Read this post. It captures quickly and utterly intelligibly what I spend much more time arguing with much less clarity: you don’t need much math to gain a great deal of insight into our shared world. What you do need is the habit of using what math you do know as a guide to your thinking.
As Hillel would say at this point: the rest is commentary….now go and study.
In brief, Shalizi is wondering why there are so few steelworkers these days, compared with a half century ago. Is it because of foreign competition? Or is it because the demand for steel in the United States has not kept up gains in productivity per worker?
With nothing more than arithmetic and a little data that can be sucked up from the web in very little time he came up with a pretty persuasive answer: productivity exceeding demand accounts for most of the loss of the 400,000 or so US steelworking jobs that disappeared over the last fifty years.
It is not, as Shalizi emphasizes, the answer; he performed a back of the envelope calculation and he identified a couple of Rumsfelds* to think about in weighing just how solidly grounded his analysis might be. But it’s good enough to serve as a working hypothesis, subject to more detailed examination as needed.
For more detail on how this happened, and why Shalizi is very likely right on this, you can turn to a book that I’ve long felt was basically missed by its audience — Richard Preston’s second, called American Steel. It’s not an analytical work; no math at all. Rather, it tells the story, in Preston’s familiar deep-inside journalistic style, of a then-young and brash steel company called Nucor as it tried to build the first continuous slab casting steel plant in the world.
In the event, American Steel virtually disappeared in the marketplace, the victim of an earlier wave of publishing dislocation, but it’s worth seeking out. In the context of Shalizi’s argument it provides an account of the productivity boom as lived. It still won’t give you the synoptic view of the data Shalizi has said he doesn’t have to hand — but it is both a good read and way to get a qualitative sense of the argument Shalizi makes more abstractly through the numbers.

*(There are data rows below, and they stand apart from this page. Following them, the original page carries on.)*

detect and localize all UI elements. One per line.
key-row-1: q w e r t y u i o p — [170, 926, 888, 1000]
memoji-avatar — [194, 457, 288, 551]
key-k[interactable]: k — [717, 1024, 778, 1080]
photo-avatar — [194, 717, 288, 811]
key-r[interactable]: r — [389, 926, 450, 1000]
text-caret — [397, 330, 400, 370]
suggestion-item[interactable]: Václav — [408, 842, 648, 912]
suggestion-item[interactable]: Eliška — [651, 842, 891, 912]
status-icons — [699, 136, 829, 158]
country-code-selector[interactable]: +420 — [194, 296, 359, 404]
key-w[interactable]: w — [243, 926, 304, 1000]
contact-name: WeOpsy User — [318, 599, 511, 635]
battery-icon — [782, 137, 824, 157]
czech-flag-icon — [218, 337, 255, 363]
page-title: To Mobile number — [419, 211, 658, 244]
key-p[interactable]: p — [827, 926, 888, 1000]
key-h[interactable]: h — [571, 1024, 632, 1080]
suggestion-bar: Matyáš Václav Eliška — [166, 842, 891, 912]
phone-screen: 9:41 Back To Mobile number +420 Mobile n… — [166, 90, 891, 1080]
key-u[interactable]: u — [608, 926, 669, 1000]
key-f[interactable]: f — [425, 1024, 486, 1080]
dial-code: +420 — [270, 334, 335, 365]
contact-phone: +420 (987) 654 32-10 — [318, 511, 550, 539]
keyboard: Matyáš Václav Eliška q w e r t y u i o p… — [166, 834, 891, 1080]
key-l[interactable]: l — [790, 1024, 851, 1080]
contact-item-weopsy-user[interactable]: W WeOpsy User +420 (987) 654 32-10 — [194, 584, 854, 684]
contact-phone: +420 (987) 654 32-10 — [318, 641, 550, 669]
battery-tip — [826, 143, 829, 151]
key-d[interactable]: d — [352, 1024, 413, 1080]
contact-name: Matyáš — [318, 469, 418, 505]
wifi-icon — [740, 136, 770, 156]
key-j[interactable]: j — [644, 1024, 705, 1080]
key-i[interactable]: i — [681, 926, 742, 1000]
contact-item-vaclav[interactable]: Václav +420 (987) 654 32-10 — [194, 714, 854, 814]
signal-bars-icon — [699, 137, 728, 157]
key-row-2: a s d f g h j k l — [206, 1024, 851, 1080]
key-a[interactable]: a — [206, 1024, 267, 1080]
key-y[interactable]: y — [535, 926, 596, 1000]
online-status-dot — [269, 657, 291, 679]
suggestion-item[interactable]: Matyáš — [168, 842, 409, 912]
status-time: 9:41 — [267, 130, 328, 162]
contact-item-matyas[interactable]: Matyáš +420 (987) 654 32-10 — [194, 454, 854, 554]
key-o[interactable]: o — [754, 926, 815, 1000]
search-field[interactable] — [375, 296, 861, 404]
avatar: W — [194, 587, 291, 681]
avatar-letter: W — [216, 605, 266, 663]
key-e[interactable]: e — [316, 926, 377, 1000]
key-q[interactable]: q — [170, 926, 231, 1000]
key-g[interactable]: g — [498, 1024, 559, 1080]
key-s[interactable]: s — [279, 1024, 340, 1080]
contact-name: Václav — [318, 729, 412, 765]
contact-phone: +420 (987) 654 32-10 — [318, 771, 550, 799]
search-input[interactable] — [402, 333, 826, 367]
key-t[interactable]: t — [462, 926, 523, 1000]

Put it another way: if you have even a modest willingness to entertain numbers, (more than the Congressional GOP seems to, which is a point to be repeated, I’m sure, lots and lots as we watch that once-respectable organization masticate its own intestines), you have the ability to take tales of the sort that Preston tells and fit them into a larger understanding, some sense of how change in the world happens.
Of all the aims I have for science writing, my own, my students’, anyone’s, it would be to get the pleasure and power of number so deeply intertwined into our culture that nonsenses like yesterday’s GOP budget charade would simply not occur. I don’t know how to get there, but I care more about that than any number of facts one might lump into a sack called scientific literacy. But all that’s grist for another day’s post.
*Shorthand for “known unknowns” — a coinage in honor of the only time on record when I feel are former and unmissed Defense Secretary was unfairly ridiculed.